Non è vero che siamo diventati tutti più buoni, anche se questo pensavamo potesse accadere dopo una reclusione forzata causata da un nemico invisibile. Tra una torta e l’altra, pane fatto in casa e pizze a go-go, aspettavamo l’ora di affacciarci al balcone per le sette di sera, a Tenerife sempre puntuali e coesi, con timidi sorrisi e nodo alla gola, quasi questo gesto complice, solidale, potesse allontanarci dal pericolo di un contagio, ed estraniarci dal Covid19, entrato prepotente nelle nostre case per cambiarci la vita.

Noi fortunati poi, che non abbiamo vissuto una guerra, che le abbiamo vinte tutte o quasi le nostre battaglie, con lo studio e il lavoro e la famiglia compatta, noi che tra un panino al prosciutto e la merendina firmata siamo cresciuti amati, coccolati e preservati dalla paura, dall’abbandono, dal lutto, tutt’a un tratto ci siam dovuti ricredere, e fare un passo indietro, anzi due. Toccava anche a noi di indossare la divisa del bravo soldato. Tutti al fronte, con la tv nel salotto, le foto su fb, le telefonate lunghe ore e ore. Ma lontani. Chiusi nel nostro bunker per uscire soltanto per procurarci quel cibo che anche qui, favoriti da una sorte beffarda, non ci è mai mancato, o per recarci al lavoro o poco altro.

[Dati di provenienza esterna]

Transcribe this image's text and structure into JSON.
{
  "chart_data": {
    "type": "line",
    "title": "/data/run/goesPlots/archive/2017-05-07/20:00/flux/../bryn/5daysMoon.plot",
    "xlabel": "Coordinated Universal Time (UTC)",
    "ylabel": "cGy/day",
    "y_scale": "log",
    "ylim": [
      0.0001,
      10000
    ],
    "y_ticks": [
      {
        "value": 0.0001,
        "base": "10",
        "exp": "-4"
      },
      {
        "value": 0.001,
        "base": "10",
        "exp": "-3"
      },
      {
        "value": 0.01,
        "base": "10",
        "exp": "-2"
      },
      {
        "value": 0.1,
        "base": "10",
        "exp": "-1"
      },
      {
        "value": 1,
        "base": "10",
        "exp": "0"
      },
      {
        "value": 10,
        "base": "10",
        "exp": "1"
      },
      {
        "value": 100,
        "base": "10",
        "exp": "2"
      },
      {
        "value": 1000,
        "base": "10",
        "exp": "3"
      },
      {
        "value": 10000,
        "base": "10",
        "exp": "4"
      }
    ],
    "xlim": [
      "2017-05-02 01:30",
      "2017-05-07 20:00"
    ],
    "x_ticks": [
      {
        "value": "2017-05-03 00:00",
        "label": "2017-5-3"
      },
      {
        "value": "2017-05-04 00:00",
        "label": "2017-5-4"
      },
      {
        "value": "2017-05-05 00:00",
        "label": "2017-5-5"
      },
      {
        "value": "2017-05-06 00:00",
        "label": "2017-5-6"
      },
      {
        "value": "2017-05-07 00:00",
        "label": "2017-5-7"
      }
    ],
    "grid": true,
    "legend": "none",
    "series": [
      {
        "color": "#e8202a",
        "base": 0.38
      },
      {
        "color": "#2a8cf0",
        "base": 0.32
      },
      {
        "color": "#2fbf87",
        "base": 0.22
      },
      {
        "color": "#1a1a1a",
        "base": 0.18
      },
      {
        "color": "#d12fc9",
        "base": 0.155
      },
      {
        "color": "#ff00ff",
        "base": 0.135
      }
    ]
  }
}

Languidamente abbiamo supposto di poterci amare di più finita questa emergenza. Guariti i malati negli ospedali, seppelliti quelli che non ce l’avevano fatta. Scampato il pericolo di rimetterci le penne anche noi, come fossimo al fronte, senza uno straccio di un parente a tenerci la mano.

E mentre si imbellivano i balconi con gli striscioni, quelli del CE LA FAREMO, e si sognava di tornare a passeggio, sul mare, in montagna, persino tra la nebbia di una città di provincia, cominciavamo a incolparci l’un l’altro. Perchè succede così in un conflitto. C’e’ il nemico, c’è quello destinato ad essere il custode di tutta la colpa, ci sono le vittime. C’èchi doveva agire in un certo modo e magari non ce l’ha fatta, chi s’è dato alla fuga, chi è restato a contare i corpi, i feriti.

Col Covi19 non siamo stati capaci, neppure in questa occasione, di essere un tutt’uno, una sola trincea davanti al nemico. Di levare il cappello davanti ai medici, agli infermieri, a chi questo virus se l’è trovato davanti per primo senza armi a sufficienza per metterlo immediatamente in ginocchio. Siamo diventati più egoisti, stizzosi, arroganti.

CE LA FAREMO, l’abbiamo scritto, urlato, pensato la notte ad occhi chiusi nel letto. Ma ne siamo usciti imperfetti. Pieni di crepe. Ancora immobili nell’attesa che questo destino si compia, che si ritorni ad essere immuni al dolore, a camminare liberi, ad abbracciarci, ad addobbare tavolate tra amici, a vivere per quel che ci resta senza lotte intestine.

Forse CE LA FAREMO, ma non saremo piu’ noi. E non soltanto perchè ci laveremo un miliardo di volte le mani. O perchè del prossimo avremo un pochino paura, e davanti al contatto umano avremo qualche riserva. CE LA FAREMO perchè il Covid19 “ha da passare”. E  forse, sempre sottolineato, apprezzeremo per qualche tempo la salute che abbiamo, il poco che ci necessita per esser felici, e capiremo che di tanti fronzoli si potrà fare a meno. Ma se questo accidente poteva cambiarci il sorriso, darci l’occasione tanto attesa per non esser avidi, malvagi, e per stringerci la mano in segno di pace, rimane il dubbio che ciò non possa accadere. Noi poveri umani, pieni di invidia, di rancore, di supponenza, leveremo l’ancora quando potremo, verso un mondo diverso. Fatto di insidie che non sapevamo potessero esistere, tra buoni veri e falsi cattivi, tra gente diversa da noi ma poi così uguale. E saremo ancora più soli. Più stretti nel nostro giardino.

Forse STAVAMO PER FARCELA. Ma a fregarci sarà la nostra natura imperfetta.